04 - Speech Pattern Classification Flashcards
What is meant by linguistic information?
Information that is explicitly in or almost uniquely inferable from the written message.
What is meant by paralinguistic information?
Information that is not inferable from the written message, but is added by the speaker to complement the linguistic information. Attitude, intonation, etc. “I am SOO excited!”
What is meant by Nonlinguistic information?
Information about other factors such as age, gender, idiosyncrasy (personal traits), physical emotion. In general, conditions that are not related to the linguistic contents and cannot be controlled by the speaker. Example: Crossing your arms in protest.
Speech Pattern Classification refers to?
The extraction of information from a speech such as language, accent etc. and to take an input and convert it into a sequence of class labels.
In speech classification we normally divide into 3 models. These are?
Acoustic model, language model, pronunciation model
The 2 main blocks of the speech pattern classifications process are?
Feature extraction and classification.
What is the local region of analysis?
This is the framing of the data.
What is the global region of analysis?
This is the functionals. For example the mean, median, max etc.
What does ASR stand for?
Automatic Speech Recognition
What is the segmental region of analysis?
This is the phonemes, voiced/unvoiced, word, etc.
Spectral features in feature extraction are?
Classical speech (ASR) features, spectral measures. This is most likely the MFCC’s.

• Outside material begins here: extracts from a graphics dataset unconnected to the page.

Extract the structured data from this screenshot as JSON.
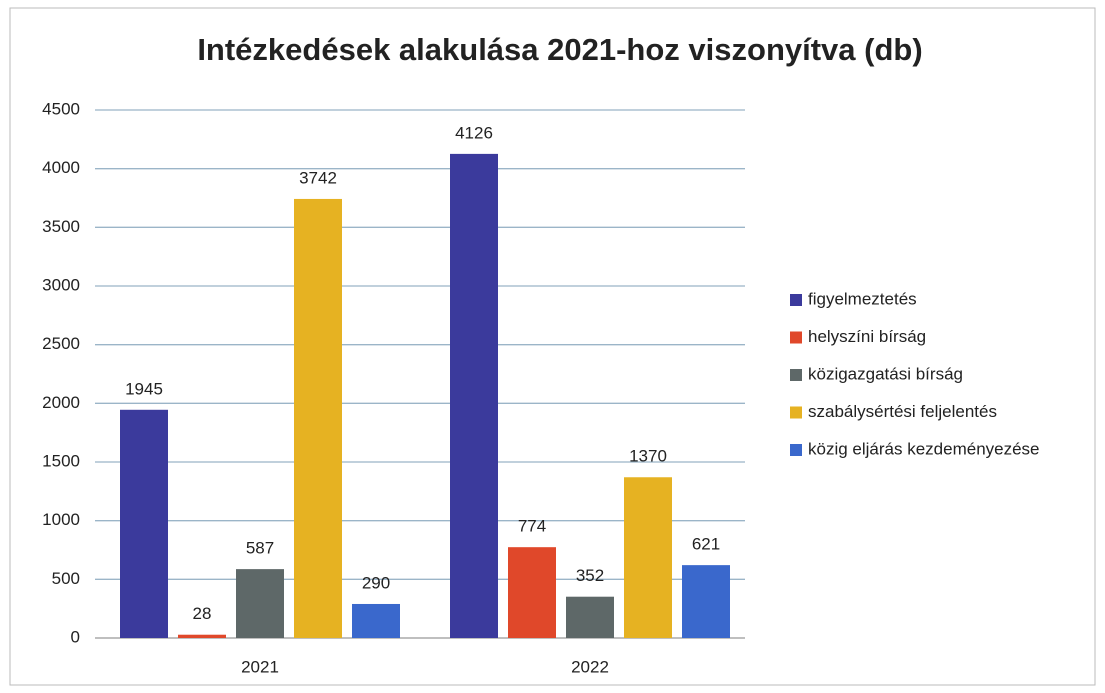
{
  "chart_data": {
    "type": "bar",
    "title": "Intézkedések alakulása 2021-hoz viszonyítva (db)",
    "categories": [
      "2021",
      "2022"
    ],
    "series": [
      {
        "name": "figyelmeztetés",
        "color": "#3b3a9c",
        "values": [
          1945,
          4126
        ]
      },
      {
        "name": "helyszíni bírság",
        "color": "#e0482a",
        "values": [
          28,
          774
        ]
      },
      {
        "name": "közigazgatási bírság",
        "color": "#5e6868",
        "values": [
          587,
          352
        ]
      },
      {
        "name": "szabálysértési feljelentés",
        "color": "#e6b222",
        "values": [
          3742,
          1370
        ]
      },
      {
        "name": "közig eljárás kezdeményezése",
        "color": "#3a68cc",
        "values": [
          290,
          621
        ]
      }
    ],
    "ylim": [
      0,
      4500
    ],
    "yticks": [
      0,
      500,
      1000,
      1500,
      2000,
      2500,
      3000,
      3500,
      4000,
      4500
    ],
    "grid": true,
    "legend": "right"
  }
}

Prosodic features in feature extraction are?
Pitch, energy, formants, timing, articulation etc.
What are the delta-coefficients?
Delta features (first-order derivatives) provide information about the rate of change of the acoustic features over time. They are obtained by computing the differences between consecutive frames of the acoustic features. Delta features capture the dynamics of the speech signal and can help in modeling the transitions between different phonetic units.

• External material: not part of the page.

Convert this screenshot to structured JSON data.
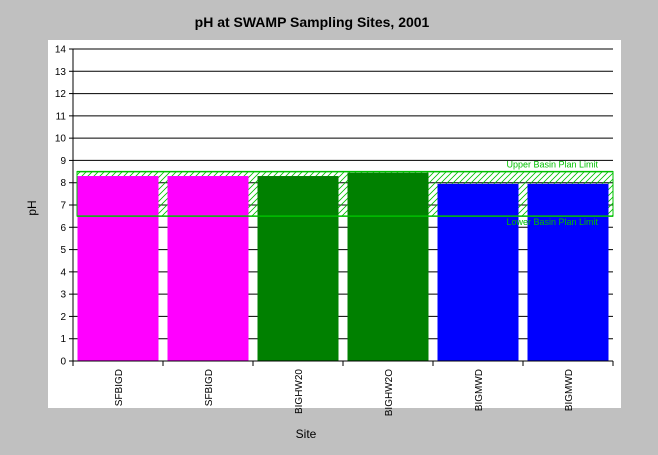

What are the double-delta coefficients?
Double-delta features (second-order derivatives) provide information about the acceleration or curvature of the acoustic features. They are computed by taking the differences between consecutive delta features. Double-delta features capture the changes in the rate of change of the acoustic features and can provide additional temporal information beyond the delta features.
When do we use the Cepstral Mean (Variance) Normalization (CMN/CMVN)?

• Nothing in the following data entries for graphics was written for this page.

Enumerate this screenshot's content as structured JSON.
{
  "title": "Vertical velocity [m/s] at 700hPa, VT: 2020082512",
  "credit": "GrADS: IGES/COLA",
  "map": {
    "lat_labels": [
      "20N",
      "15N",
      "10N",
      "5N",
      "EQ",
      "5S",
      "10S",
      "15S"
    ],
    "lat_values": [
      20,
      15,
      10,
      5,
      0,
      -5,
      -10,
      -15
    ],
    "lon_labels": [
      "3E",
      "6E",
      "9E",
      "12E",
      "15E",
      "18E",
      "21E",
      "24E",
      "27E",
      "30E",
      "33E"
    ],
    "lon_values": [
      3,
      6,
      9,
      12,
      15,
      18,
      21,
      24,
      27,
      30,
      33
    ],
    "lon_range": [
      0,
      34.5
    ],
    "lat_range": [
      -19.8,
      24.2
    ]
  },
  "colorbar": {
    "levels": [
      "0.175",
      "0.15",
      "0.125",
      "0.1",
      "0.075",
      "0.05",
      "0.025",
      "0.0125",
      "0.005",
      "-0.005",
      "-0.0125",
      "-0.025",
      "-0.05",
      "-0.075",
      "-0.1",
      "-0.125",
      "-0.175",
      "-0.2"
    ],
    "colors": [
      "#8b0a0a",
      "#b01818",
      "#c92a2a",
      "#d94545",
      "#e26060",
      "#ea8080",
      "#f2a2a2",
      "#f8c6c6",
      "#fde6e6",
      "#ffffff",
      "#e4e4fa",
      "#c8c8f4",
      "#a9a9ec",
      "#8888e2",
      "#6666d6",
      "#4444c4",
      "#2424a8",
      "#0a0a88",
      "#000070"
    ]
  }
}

We use it in the pre-processing before conducting the actual analysis and we do it to reduce variation in various channels.
Prosodic features refers to 4 things. These are?
Fundamental frequency (F0): mean, median, pitch contour etc.
Energy: shimmer, energy contours, voice level etc.
Duration: Speech rate, ratio of duration of voiced/unvoiced regions etc.
Formants: first to fourth formants, bandwidths etc.
There are also some time-domain features, which were also prominent in subject 3 on speech signal representations. These can be for example?
Zero Crossing Rate (ZCR)
Autocorrelation
Attack (duration, slope)
Temporal energy centroid
Why is it normal that we use Voice Activity Detection (VAD) in feature pre-processing?
The presence of silence in the training data can corrupt the model. And likewise, silence in the test data will degrade the decision.
How do we apply Voice Activity Detection (VAD)?
Energy thresholds (as we did in the second lab).
Waveform and spectrum analysis based on pitch and harmonic detection or maybe even ZCR.
Or finally, based on statistical models.
We can use some methods to manipulate our features to improve training time such as dimensionality reduction. Two of these measures are?
Principle Component Analysis (PCA) and Linear Discriminant Analysis (LDA).
A classical approach to speech pattern recognition is the Gaussian Mixture Model (GMM). The GMM is a particular case of which model?
The Hidden Markov Model(s). HMM.
Why is the Gaussian Mixture Model (GMM) so useful?
Single gaussians cannot model. We need several gaussians and to mix them in order to model. In theory, we can fit anything given enough components.
Which method do we use to estimate GMM parameters?
The Expectation-Maximization (EM) algorithm.
After using a method to estimate the GMM parameters, what do we then do?
Compute the log-likelihood of the sequence of features.